Symptom: He Says You're Still at Work When You're With Him

Many women feel like they're doing the work of two or three people-and in this avalanche of layoffs, you might have a reason to feel this way! As a result, there is always another e-mail to respond to or to-do-list item to tackle before the morning.

Remedy: Physically disconnect, at least temporarily, each night. "It's OK to tell your employees or clients that you won't be available at certain hours of the day," says Dr. Haltzman. If you need to check e-mail, set aside a block of time after everyone else's bedtime.

Symptom: You Feel Like You May Stray

"When a woman has an education and income, she has the means to do what she wants to do. If her partner isn't up to her par, and if someone offers her something that her partner isn't giving her, it is easy for her to go astray," says Laino. Combine this with a layoff dampening his libido, and your marriage may be at risk.

Remedy: Remember to talk-that's the only way to make him know what you're feeling, whether it be concerns over finances or the relationship. "There needs to be an open, calm conversation," says Laino, who urges women to think big-picture. "With relationships as well as marriages, you kind of have to have this attitude 'for better or worse.' Everyone has limits, but if someone loses his or her job and is out of work for six months, remember that it could be just six months out of 30 years," says Laino.
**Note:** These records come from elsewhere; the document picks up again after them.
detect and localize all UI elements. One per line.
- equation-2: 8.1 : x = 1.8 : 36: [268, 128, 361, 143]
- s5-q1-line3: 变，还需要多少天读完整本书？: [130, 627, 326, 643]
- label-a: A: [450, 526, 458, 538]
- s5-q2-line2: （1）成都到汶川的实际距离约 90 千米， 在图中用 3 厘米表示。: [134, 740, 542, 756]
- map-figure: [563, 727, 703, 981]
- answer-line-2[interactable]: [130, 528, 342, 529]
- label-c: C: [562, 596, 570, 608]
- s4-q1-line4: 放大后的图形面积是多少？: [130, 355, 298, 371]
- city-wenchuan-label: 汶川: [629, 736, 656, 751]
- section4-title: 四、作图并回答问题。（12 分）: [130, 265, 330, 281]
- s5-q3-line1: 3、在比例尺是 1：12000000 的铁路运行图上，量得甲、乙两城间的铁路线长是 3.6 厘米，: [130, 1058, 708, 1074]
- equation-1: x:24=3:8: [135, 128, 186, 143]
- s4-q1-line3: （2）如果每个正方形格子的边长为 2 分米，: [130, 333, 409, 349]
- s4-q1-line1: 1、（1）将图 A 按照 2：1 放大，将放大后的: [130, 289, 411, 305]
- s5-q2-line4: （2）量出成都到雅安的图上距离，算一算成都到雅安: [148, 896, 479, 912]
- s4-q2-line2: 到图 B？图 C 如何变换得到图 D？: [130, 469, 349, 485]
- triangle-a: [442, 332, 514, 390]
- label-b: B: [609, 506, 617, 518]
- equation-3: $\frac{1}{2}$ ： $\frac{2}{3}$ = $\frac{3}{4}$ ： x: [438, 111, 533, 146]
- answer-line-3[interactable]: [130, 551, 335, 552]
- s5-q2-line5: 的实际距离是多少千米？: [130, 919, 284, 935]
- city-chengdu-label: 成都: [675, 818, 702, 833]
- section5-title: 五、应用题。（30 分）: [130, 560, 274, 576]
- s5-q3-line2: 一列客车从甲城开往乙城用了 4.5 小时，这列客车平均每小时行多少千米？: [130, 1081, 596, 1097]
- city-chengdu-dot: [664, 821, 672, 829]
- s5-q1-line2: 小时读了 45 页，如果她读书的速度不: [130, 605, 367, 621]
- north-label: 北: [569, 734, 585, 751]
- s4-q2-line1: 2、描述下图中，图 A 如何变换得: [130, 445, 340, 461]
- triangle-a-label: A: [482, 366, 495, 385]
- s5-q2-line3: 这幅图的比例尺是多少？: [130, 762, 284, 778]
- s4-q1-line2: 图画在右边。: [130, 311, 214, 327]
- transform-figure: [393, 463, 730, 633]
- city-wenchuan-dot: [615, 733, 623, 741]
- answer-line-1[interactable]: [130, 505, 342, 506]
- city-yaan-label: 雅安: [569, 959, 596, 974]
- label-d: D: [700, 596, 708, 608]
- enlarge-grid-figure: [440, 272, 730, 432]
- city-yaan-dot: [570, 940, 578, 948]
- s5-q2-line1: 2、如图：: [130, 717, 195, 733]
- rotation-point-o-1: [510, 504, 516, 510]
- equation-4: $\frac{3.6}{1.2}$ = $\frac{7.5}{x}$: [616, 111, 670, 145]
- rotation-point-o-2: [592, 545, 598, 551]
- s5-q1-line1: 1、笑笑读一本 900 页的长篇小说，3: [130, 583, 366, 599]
Symptom: He Says You Treat Him Like an Employee

At work, women are often in positions of power, and at home, they might also run the show. But the way you speak to your partner can make or break your relationship.

Remedy: Remember that a relationship is made up of two equal partners, regardless of who is earning more. "When you get home, take some time and ask your husband what's been happening in the household, help him to feel like his opinions matter and try to work on collaborative ways to solve problems," says Dr. Haltzman.